In general, obtaining financing for an investment property can be difficult. Since conventional loans can be hard to obtain, many investors are using hard money lending. This begs the question, why don’t banks lend to investors?
Timeframe of Closing
The key to acquiring investment deals in this competitive marketplace is to be able to close quickly on a property. Banks are typically unable to offer financing in such a short time frame, causing investors to miss out on potential investment properties. Banks also need additional documentation and information regarding the status of the property that an investor may not have at the time of purchase.
If your property is undergoing more than a few cosmetic repairs, traditional lenders are going to be reluctant to supply funds. Often this is because of the risk of acquiring an asset in serious disrepair due to an investor’s inability to perform value-add renovations. Banks have become more cautious because historically, their real estate mortgages have turned toxic; meaning the mortgage underwriting the property is valued higher than the property itself.
For example, if you ask for a loan to buy a house worth $200,000, but you will need an additional $50,000 for repairs, your lender will not approve the $250,000 loan because the property is not currently valued that high. Additionally, many banks require the home to be in livable condition regardless of its status as an investment property.
Credit requirements are much tighter than they were before the bubble burst. Factors including: credit scores, payment history, and length of established credit affect your ability to acquire a loan.
It is well-known that investing in real estate is risky. Not only are investment properties often in need of significant renovations, with the market tightening, many homes are bought without an inspection contingency on the offer. Even just a few unforeseen circumstances in a project can alter the construction budget and skew projected profits. Conventional lenders prefer to finance new construction projects rather than rehabilitation projects.
Ease of Application
Banks must be compliant with the Federal Deposit Insurance Corporation (FDIC) which requires borrowers to provide an extensive amount of information prior to obtaining a loan. Some of the required information includes but is not limited to: tax return documents from the past three years, business financials, personal financials, and credit checks. While a hard money lender will require some information before giving you a loan, the checklist is much shorter than that of a conventional lender.
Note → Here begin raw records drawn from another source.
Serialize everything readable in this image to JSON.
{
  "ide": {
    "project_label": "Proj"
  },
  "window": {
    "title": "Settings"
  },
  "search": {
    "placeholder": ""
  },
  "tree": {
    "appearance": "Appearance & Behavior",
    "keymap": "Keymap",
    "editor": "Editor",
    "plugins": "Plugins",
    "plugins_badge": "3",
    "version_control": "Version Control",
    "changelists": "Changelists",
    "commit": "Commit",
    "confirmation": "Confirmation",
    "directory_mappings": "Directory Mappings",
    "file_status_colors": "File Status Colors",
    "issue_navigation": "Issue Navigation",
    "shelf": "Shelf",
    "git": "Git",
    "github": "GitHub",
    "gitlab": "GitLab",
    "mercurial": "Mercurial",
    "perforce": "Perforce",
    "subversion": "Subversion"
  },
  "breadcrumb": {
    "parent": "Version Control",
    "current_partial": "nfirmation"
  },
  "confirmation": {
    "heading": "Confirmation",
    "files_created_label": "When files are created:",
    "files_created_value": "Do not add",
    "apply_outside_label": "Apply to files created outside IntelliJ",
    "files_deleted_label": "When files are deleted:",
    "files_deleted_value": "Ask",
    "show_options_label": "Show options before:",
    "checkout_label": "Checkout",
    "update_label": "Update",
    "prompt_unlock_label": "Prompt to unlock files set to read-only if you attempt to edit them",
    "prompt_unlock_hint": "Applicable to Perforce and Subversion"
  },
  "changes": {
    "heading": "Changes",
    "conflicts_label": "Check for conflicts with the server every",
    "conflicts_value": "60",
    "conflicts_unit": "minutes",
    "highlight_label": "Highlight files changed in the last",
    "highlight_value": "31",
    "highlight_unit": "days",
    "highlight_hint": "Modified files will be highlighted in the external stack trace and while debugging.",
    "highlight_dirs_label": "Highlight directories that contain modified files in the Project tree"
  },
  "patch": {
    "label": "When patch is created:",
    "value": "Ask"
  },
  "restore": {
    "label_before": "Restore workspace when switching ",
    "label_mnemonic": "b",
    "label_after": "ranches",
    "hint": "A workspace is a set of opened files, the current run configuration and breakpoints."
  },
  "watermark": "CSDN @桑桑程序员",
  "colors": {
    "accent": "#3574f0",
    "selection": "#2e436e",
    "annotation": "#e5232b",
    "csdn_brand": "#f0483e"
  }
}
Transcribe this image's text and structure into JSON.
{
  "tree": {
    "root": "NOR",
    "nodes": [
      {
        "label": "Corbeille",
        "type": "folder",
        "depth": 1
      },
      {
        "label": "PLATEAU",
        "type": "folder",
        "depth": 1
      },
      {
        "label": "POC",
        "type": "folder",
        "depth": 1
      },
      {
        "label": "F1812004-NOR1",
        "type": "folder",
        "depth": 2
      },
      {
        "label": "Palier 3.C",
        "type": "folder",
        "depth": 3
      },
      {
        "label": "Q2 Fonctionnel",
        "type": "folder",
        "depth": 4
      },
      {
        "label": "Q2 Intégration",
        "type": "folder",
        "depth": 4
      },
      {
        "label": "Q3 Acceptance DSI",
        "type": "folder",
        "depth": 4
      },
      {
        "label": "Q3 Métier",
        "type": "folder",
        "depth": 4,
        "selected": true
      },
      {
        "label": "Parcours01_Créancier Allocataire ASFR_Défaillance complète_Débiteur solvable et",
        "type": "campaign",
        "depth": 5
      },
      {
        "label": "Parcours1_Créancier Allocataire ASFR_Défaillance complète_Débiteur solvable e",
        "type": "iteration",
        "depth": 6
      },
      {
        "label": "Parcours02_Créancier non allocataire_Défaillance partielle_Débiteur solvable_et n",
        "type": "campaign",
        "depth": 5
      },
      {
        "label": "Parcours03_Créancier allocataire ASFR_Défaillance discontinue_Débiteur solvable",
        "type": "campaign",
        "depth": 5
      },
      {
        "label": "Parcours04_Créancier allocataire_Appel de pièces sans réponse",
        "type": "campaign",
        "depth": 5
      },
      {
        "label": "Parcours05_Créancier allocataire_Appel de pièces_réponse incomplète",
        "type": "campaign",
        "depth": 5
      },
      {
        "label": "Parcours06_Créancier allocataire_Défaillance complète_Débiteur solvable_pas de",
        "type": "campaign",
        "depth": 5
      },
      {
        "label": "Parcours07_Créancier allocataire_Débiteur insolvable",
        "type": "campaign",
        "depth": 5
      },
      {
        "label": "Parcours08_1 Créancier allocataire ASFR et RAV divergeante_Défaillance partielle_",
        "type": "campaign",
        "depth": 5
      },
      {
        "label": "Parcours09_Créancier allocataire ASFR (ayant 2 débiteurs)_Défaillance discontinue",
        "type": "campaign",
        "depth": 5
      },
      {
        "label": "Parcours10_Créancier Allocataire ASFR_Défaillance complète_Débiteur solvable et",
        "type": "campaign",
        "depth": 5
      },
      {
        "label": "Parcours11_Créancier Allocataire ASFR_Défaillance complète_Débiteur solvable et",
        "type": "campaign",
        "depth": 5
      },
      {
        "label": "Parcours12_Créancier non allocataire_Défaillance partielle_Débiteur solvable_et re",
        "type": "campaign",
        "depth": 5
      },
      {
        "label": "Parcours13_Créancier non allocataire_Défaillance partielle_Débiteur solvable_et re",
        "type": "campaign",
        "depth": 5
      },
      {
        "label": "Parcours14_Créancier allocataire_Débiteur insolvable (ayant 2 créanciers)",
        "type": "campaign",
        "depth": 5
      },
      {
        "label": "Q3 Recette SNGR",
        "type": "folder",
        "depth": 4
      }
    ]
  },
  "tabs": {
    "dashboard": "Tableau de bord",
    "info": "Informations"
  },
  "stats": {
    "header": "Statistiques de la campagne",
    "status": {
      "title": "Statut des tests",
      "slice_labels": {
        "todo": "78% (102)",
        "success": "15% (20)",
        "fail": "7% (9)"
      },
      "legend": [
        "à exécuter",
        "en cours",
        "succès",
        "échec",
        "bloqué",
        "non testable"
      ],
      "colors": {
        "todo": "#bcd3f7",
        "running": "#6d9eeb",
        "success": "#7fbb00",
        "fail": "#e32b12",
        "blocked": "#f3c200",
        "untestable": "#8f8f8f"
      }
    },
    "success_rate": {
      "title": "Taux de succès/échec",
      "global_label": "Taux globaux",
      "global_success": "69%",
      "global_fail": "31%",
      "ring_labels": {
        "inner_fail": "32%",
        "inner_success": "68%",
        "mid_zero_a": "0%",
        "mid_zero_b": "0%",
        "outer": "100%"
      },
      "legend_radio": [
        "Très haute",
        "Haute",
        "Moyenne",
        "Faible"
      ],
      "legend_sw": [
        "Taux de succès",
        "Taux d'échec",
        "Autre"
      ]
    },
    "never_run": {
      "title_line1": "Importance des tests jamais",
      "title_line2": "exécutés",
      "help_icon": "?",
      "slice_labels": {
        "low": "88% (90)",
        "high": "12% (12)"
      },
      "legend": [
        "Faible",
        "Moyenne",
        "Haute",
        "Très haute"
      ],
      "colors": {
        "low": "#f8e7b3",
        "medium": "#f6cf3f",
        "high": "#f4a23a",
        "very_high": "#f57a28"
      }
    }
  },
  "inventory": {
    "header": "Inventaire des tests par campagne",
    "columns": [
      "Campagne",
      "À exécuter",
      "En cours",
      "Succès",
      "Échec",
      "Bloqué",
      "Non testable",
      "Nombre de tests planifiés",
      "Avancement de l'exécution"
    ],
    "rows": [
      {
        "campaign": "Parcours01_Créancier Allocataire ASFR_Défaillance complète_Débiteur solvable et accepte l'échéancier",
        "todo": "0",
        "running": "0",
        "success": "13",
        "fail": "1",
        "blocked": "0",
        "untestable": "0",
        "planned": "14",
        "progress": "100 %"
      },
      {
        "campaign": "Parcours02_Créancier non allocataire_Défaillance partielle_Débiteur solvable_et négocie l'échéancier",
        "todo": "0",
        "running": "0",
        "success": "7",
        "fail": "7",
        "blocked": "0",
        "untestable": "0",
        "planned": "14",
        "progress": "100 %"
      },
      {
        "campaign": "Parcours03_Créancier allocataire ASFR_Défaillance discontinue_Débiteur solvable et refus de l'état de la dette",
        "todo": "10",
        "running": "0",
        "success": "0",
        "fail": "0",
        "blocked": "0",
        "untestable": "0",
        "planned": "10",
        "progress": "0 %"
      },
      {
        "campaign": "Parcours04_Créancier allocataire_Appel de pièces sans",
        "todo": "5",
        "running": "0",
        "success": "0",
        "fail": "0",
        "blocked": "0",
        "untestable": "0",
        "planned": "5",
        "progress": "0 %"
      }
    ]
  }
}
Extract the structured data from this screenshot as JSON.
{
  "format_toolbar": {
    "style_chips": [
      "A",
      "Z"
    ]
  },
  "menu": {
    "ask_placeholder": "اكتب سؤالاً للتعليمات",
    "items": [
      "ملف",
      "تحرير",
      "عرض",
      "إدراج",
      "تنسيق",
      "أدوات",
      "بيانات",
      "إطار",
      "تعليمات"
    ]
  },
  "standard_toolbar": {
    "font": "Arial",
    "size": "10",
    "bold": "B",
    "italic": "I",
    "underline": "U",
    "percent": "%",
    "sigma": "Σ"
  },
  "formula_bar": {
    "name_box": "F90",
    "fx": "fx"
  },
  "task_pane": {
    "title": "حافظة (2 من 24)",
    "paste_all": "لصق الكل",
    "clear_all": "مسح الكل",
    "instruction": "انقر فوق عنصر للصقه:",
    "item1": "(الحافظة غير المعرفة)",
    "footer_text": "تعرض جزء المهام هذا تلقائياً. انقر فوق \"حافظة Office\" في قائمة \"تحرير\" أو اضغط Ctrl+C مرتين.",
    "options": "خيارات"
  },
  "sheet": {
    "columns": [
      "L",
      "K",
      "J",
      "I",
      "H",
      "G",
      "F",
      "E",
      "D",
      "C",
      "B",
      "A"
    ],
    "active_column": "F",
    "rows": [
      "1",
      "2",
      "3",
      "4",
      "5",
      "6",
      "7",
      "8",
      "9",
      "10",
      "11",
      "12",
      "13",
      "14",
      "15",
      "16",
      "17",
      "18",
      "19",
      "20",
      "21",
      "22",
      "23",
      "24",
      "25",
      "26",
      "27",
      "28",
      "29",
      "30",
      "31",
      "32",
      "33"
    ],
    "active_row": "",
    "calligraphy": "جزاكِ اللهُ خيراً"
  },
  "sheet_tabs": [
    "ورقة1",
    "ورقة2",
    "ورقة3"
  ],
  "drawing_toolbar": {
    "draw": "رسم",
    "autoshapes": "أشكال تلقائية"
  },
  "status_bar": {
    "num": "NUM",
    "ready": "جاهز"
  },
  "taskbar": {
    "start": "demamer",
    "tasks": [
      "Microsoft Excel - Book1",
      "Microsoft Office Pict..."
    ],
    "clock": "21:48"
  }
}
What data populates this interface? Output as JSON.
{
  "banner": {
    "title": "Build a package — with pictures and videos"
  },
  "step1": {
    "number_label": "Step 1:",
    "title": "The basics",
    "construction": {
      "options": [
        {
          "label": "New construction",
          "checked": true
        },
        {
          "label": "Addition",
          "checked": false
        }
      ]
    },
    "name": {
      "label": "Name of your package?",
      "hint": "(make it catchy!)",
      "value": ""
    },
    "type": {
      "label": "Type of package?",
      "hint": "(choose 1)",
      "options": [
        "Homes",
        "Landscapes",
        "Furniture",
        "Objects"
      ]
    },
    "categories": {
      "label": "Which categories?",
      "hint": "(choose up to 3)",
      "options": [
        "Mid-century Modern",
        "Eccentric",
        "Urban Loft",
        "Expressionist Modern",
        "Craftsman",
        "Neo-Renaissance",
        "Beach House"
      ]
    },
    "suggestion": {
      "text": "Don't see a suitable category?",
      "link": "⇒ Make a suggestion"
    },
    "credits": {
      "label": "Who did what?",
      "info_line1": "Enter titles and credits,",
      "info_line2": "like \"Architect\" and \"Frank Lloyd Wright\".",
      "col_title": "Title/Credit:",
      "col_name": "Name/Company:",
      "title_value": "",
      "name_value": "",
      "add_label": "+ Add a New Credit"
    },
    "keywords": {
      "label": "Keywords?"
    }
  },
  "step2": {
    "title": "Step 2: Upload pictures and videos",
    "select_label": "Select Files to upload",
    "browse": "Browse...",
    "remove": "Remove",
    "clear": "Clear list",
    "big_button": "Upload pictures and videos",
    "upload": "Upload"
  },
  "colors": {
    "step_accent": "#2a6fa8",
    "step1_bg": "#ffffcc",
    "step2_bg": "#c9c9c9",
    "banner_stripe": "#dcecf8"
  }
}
As an alternative to conventional lending, many investors are using hard money lending for the following reasons.
A hard money lender allows you to close in days, rather than in weeks or months. Hard money lenders rely less on your credit status and more on the asset that you plan to purchase as a requirement for getting approved for a loan. Given their reliance on the asset as a component for loan approval and their familiarity with the real estate market, hard money lenders are more disposed to financing rehabilitation projects than conventional lenders.